Privacy engineering is the discipline of developing privacy solutions that consist of procedures, standards, guidelines, and mechanisms. Part 2 covers the process of developing privacy solutions, as depicted in Figure 4-1.

Figure 4-1. Privacy engineering development process

The elements of the process of developing a privacy solution, based on a set of privacy policies, are:

Enterprise goals: They must be reflected and aligned with privacy engineering solutions, including their privacy policies, standards, and guidelines. To make this happen, a privacy development team[1] must first understand the goals and objectives of the enterprise in which the solution will operate. For the purposes

of this book, “enterprise” includes organizations large and small that manage or otherwise process data. This definition would, of course, include government entities that may be governed by specific or additional rules and regulations and the organizing principles will still apply.

User/individual goals: These must be incorporated to develop effective and flexible privacy policies that will be accepted by the end user and individuals. The team members must understand the goals and objectives (and privacy sensibilities) of the end users and individuals who will participate in the system or become the data subjects for PI managed by the system.

Privacy policy: Development of a privacy policy is discussed in Chapter 4. The policy plays a key role in guiding how privacy engineering is applied.

Privacy requirements: Requirement gathering is critical for effective policy creation and solution development. Chapter 5 describes the application of use cases for requirement collection and introduces a unique use-case metadata model.

Privacy procedures and processes: These are the overall privacy activities (procedures) and their human or automated tasks (processes). Chapters 5 and 6 cover developing and using these as part of the privacy engineering discipline. Mandated standards and recommended guidelines factor into the creation of procedures and processes. It is procedures, processes, standards, and guidelines that translate “policy” into reality.

Privacy mechanisms: These are the automated solutions built with software and hardware to enforce privacy policies. Examples are created for illustration in Chapters 7, 8, and 9 using the development process presented in Chapter 6, including a privacy engineering component and how it can fit within an application system environment.

Privacy awareness and readiness preparation: As part of developing a privacy engineered solution, the team will engage with various stakeholders so they are aware of what the Privacy Policy is and what it does. The privacy team works together with these stakeholders to address how the privacy-engineered solution could affect their roles and responsibilities. This subject is addressed in Chapter 10.

Quality assurance: This is required to ensure that the privacy engineering solution functions properly, as well as satisfies enterprise goals, user goals, and accepted privacy standards within the context they are to operate. Quality assurance for privacy solutions is discussed in Chapter 10.

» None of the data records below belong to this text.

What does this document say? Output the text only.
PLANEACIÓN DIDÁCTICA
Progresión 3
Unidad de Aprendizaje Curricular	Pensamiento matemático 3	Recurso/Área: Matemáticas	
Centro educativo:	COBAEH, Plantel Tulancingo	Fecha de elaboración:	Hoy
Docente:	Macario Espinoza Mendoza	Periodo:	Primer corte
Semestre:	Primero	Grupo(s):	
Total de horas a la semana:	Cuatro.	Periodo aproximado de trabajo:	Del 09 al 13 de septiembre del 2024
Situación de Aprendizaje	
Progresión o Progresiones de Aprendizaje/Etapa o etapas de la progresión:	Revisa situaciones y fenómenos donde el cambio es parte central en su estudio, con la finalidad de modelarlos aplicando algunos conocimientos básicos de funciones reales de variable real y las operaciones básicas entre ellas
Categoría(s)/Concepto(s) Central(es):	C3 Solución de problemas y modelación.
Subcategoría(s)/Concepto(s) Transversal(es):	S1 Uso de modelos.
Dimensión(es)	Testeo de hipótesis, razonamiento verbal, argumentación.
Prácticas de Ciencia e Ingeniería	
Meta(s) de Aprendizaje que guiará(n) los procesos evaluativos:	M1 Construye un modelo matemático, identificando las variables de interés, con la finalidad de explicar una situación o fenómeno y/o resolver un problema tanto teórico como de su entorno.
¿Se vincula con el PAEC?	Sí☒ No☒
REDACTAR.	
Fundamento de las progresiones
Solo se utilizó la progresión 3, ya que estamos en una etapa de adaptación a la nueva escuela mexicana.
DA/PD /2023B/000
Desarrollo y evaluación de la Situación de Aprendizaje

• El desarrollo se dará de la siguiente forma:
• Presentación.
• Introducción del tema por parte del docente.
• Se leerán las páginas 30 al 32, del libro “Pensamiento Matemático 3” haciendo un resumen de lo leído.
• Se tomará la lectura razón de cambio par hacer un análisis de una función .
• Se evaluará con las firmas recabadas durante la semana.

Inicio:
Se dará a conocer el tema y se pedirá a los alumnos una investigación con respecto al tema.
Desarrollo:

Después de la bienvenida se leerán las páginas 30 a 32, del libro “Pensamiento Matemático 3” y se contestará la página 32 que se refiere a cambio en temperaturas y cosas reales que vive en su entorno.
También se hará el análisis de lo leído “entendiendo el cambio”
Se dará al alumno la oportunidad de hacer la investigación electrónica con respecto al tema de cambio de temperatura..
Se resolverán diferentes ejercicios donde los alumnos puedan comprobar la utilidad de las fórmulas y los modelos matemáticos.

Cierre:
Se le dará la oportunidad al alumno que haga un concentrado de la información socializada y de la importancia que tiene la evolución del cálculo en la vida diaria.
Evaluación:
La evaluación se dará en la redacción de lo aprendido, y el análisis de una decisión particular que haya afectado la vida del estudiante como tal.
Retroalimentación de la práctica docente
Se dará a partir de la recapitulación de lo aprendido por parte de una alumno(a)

Feedback loop: This will ensure that the privacy engineering solution is improved continuously as it will periodically quality assess or audit the solution and build in the ability to do so as a technical and procedural requirement.

After reading Part 2, whether you are a privacy professional or an engineer without a privacy background, you should have an understanding of how privacy is engineered into systems.

  • [1] This team will consist of members from a formal privacy function, business-oriented data stewards, privacy engineers, security analysts, and IT data analysts. Data governance was discussed in Chapter 2. Organizational aspects of privacy engineering will be addressed in Chapter 11.